Of note, those on just the optimized background had, on average, a total viral load drop of only 0.7 log, which is about the same viral load drop that we see when starting a treatment-naive patient on just AZT (zidovudine, Retrovir) alone. This study documented just how much resistance there was among treatment-experienced people in this study.

In summary, analyses of this study demonstrated the success of Fuzeon in people who are already resistant to many other HIV medications. For example, when researchers used one definition of success -- i.e., a viral load that is at least 90 percent lower than at the start of the study -- about twice as many people were able to achieve treatment success after 24 weeks just by adding Fuzeon to their regimen. After 48 weeks, 37 percent of the people taking Fuzeon still had viral load reductions of at least 90 percent, while only 17 percent of people in the optimized background arm were able to maintain such a decline in their viral load.

There are two types of viral load tests: one that can't detect viral loads below 400, and a more stringent one (which is usually used in the U.S.) that can't detect viral loads below 50. Regardless of which measure was used in this study, over twice as many people taking Fuzeon with their regimen had "undetectable" viral loads as people who were not taking Fuzeon. At week 48, for instance, 30 percent of people on Fuzeon had viral loads less than 400 copies, compared to only 12 percent of people on an optimized background regimen alone.
Using the more stringent goal -- reaching a viral load of less than 50 -- 18 percent of people on the optimized background plus Fuzeon, versus 8 percent on only the optimized background, had an "undetectable" viral load to this degree.

Of note, a similar percentage of people with a viral load of less than 400 and less than 50 copies was noted at weeks 24 and 48. This reinforces the idea that lowering viral load to these levels is one important way to achieve a durable degree of viral suppression. As a result of this improvement in people whose viral load was suppressed, there was a corresponding larger increase in CD4 counts when the study reached week 48 in those receiving Fuzeon plus an optimized background (91 cells/mm3 increase) versus those people only on an optimized background (45 cells/mm3).

Resistance Still a Danger With Fuzeon
As with every HIV medication, resistance to Fuzeon can develop. Early studies in which only Fuzeon was used to fight HIV clearly established this. This resistance is made apparent in the form of "genotype mutations," although there are few if any commercial tests that can do such testing now.

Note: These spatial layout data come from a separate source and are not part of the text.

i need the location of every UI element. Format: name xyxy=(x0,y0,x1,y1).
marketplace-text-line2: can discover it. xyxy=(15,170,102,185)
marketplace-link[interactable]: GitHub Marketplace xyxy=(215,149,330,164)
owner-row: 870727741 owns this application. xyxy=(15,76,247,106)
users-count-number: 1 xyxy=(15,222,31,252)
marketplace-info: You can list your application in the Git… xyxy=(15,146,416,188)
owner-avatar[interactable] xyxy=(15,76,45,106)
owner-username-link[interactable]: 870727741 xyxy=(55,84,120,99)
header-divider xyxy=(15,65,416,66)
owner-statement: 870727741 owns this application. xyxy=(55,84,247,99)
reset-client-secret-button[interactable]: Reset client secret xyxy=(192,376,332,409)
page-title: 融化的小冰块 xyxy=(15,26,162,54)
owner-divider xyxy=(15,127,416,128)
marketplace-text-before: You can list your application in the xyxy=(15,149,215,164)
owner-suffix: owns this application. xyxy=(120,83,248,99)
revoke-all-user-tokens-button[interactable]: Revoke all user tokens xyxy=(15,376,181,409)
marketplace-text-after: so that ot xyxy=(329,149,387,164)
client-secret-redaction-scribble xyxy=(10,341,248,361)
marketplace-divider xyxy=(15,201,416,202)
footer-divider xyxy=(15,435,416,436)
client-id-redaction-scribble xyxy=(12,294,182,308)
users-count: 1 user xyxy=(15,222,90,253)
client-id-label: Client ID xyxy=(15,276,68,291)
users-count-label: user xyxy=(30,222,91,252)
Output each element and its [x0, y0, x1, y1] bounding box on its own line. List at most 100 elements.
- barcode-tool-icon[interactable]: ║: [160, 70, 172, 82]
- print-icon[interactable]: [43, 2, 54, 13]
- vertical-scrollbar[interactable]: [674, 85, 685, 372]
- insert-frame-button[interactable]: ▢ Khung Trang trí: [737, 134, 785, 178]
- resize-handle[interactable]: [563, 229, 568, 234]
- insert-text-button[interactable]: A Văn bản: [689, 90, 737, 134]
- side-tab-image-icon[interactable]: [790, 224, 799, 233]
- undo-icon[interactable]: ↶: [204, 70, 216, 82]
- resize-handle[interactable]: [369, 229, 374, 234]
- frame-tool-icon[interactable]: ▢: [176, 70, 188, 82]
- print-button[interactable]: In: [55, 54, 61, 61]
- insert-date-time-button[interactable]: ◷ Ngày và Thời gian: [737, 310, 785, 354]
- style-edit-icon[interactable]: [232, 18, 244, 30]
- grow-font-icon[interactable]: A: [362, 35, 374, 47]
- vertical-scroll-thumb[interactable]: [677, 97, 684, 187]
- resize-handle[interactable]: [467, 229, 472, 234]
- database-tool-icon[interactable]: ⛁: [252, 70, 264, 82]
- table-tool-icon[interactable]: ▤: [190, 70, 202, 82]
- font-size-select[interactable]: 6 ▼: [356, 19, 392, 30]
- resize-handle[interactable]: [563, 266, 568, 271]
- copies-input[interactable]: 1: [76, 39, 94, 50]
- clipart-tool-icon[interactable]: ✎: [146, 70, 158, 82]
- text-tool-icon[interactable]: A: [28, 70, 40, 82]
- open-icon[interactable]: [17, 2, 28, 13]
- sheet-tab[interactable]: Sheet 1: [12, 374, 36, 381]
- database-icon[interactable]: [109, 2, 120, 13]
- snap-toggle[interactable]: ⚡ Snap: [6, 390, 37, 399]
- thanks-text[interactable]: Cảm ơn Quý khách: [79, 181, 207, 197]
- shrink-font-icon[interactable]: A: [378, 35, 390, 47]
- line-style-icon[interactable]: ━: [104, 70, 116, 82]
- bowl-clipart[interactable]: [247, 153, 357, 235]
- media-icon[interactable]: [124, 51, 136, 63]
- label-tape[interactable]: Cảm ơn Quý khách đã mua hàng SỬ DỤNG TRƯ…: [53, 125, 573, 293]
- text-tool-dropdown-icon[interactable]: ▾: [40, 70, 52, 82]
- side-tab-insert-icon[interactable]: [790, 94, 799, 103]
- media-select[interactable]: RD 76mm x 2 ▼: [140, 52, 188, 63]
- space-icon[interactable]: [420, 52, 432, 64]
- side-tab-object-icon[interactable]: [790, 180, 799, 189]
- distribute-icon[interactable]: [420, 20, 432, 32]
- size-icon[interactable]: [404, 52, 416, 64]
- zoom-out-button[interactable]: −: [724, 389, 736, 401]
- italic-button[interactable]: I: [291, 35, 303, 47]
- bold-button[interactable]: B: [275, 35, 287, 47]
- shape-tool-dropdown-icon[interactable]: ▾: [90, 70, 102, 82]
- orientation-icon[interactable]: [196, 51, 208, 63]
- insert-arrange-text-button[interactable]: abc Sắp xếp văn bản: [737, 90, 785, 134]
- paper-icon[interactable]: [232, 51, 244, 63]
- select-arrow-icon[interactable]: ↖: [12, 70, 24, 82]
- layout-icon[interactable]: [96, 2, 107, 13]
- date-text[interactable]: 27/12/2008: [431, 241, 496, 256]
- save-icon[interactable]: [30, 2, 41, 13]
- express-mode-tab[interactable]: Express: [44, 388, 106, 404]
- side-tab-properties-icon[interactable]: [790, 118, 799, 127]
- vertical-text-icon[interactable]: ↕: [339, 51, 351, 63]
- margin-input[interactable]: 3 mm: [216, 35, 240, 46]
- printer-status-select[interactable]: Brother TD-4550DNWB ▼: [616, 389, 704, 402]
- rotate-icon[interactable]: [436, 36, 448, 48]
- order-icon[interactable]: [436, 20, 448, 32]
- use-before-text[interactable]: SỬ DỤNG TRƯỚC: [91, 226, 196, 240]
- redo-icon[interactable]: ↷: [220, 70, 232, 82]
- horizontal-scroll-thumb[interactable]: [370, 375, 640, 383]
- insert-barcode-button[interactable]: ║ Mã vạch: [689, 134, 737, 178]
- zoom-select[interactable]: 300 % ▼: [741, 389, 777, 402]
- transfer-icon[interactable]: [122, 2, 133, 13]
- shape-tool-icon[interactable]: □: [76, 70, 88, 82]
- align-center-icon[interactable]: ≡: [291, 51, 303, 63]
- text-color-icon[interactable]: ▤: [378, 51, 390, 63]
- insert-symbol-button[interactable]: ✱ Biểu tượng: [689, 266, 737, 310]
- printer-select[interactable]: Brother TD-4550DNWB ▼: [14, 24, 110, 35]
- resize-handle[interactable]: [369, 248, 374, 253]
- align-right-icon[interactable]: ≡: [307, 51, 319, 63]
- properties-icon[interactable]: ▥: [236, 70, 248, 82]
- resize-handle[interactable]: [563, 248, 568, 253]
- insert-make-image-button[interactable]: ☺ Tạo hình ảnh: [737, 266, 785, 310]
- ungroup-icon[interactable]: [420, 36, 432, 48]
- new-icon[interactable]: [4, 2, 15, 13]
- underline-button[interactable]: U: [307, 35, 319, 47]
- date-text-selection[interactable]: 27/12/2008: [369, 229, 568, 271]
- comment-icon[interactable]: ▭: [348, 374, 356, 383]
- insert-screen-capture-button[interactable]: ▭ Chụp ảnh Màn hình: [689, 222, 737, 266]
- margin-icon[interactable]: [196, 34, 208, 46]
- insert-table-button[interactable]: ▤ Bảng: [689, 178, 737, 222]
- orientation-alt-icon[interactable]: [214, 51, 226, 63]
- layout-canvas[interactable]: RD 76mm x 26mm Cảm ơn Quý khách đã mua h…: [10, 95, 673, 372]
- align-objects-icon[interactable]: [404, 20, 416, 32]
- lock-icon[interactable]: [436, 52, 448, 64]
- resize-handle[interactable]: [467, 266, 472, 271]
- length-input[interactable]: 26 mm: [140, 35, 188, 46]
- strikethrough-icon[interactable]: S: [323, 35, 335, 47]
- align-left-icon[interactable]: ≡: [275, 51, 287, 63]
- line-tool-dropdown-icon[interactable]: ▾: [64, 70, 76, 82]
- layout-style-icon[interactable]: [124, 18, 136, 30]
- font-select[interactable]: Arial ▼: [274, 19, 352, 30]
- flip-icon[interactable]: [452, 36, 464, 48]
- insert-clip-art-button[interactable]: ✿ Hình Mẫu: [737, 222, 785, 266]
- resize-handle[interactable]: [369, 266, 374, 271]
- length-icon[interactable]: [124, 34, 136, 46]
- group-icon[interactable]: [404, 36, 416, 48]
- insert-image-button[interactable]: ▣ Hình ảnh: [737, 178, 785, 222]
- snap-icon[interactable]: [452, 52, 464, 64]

What remains less clear so far is how powerful Fuzeon might be even after resistance develops. Is it like other HIV medications, such as 3TC, where HIV can still be partially suppressed even if there is resistance? While research is ongoing to understand this more fully, the research so far suggests that it's possible. Regardless, with Fuzeon (as with any other HIV medication), it is important to attempt to establish robust suppression -- preferably pushing a viral load to less than 50 copies, or at least less than 400 copies.